I always enjoy the PASS Summits, and most of the time there is always a handful of things that I get excited about. I don’t even wait ‘til I get back to work to try these out, I usually try it out right after the session or the night after the session.
Lately I have been more involved in data warehousing, ETL and visualization/dashboarding/analytics. I have not had the chance to look more closely at some of the new packages or tools from any vendor for that matter. At this week’s PASS summit, I attended many of the Power BI and Power Query sessions. After I saw the first session on Power Query, I was hooked. There were some data sets that I’ve been trying to scrape with other tools – SSIS, PowerShell etc – that seemed to have been scraped and cleaned much, much easier (or should I say magically) by Power Query. Power Query – you had me at “hello”.
What is Power Query?
Let me quote Microsoft on this definition.

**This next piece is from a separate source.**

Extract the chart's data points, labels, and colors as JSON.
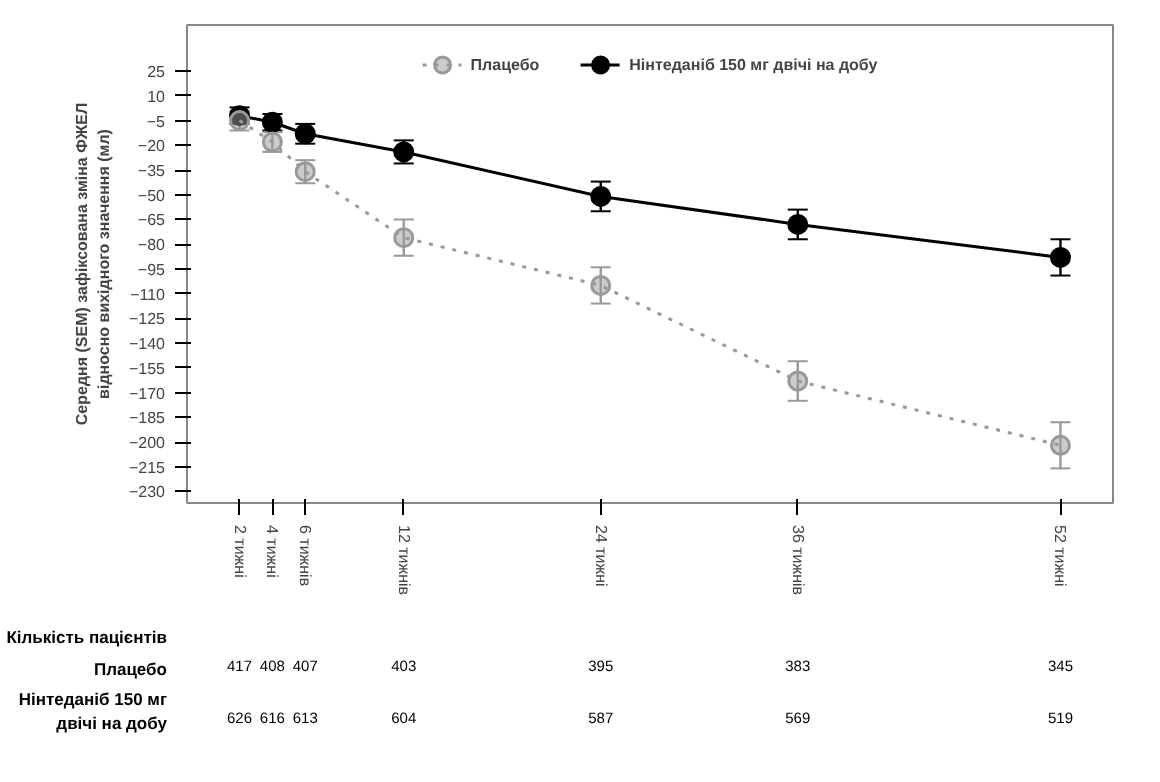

Microsoft Power Query for Excel, is a new add-in that provides a seamless experience for data discovery, data transformation and enrichment for Information Workers, BI professionals and other Excel users
To put it differently, it is the desktop ETL tool you wish you had, which you now do. I am no Excel guru, and I usually don’t look to Excel if I need to do any kind of data dump, cleanup and transform. Before even thinking of Excel, I would probably think of ways to do the cleanup and transform in T-SQL, SSIS, PowerShell, C# (sometimes in this order, sometimes not). After seeing Power Query, my list and order of preference for these tools have just changed.
So what do you need to start your Power Query adventure?
Download and Install
First off, you will need to download the Power Query add-in. You can download it from http://www.microsoft.com/en-us/download/details.aspx?id=39379. There is an Excel 2010 and Excel 2013 version, and there is also a 32 and a 62 bit version. So just make sure you know which Excel version you have. Should you make a mistake, the installer will tell you anyway, so no harm done.
Once you install the add-in, you will see the new Power Query tab in Excel.
Let me walk you through a very, very simple demo. Let’s say you want to know the top universities around the world. You don’t know where to get that data set, but you know it must be there – somewhere out there.
Let’s start by opening Excel, and choosing the Power Query tab.
Once there, you can click on Online Search, and search for “top universities”. You will notice that this will fetch a few resources from the web, and once you highlight it shows you a preview of the data set it can scrape.
Double click on the first link that shows up in the search, and this downloads the data set to Excel.
Once the records are downloaded, you should see the records in your Excel sheet with Country, University and each individual year in the columns. You also should see one query on the right hand Workbook Queries pane, which indicates the number of rows that were loaded.
We need to do a bit more transformations in this data set.
Click on the one entry in the Workbook Queries pane. This will open up a new window that allows you to do more work and cleanup on the data set.
Scroll all the way to the right. There is a field there called key. Let’s remove that by right clicking on the field, and clicking on remove.
We will also need to unpivot the years, so that we get a row per ranking per year, instead of a row per university. To do this, highlight the years columns, and click on Unpivot.
Notice as well that in the Query Settings pane, there are now two entries under Applied Steps. Power Query records all the steps you make, which allows you to easily replay the steps of your transformation.
After the unpivot, you should see all the universities in the worksheet, with an entry per year. You should also see this step under the Applied Steps box. Click on the Close & Load once done.
There you go, that’s a simple, mini-demo of Power Query. Although it is a “simple” demo, this could have been a lot more complicated using other tools. With Power Query, it’s a matter of following a few steps. It’s simply amazing.
Get your references
Since I am the the PASS Summit, I picked up Chris Webb’s (@technitrain) Apress book Power Query for Power BI and Excel. Lady luck is on my side, and I finally met Chris in person (after a few chats on LinkedIn and Twitter). The first thing the socially awkward me did? I unashamedly ask him to sign my book (thank you Chris!)
I skimmed through the whole book already the night after I bought it to get a better idea of Power Query overall. I plan to do more close reading (and lots of experiments!) in the coming days and weeks. At this point I am just super excited to get started.
Here are some additional resources on getting started with Power Query:
Getting Started with Excel and Power BI Series
Getting Started with Power Query Part I
Getting Started with Power Query Part II
Microsoft Power Query for Excel Help
Chris Webb’s BI Blog – Power Query
Reza Rad’s Blog – Power Query
Rafael Salas’ Blog – Power Query
Matt Masson’s Blog – Power Query
In addition to checking for updates, send a smile or a frown. The team monitors the smiles, the frowns and the feedback, and uses these as basis for what’s going to come next.
Matt Masson just posted a Notepad++ language file for M (Power Query’s formula language). Will come in quite handy when working with M.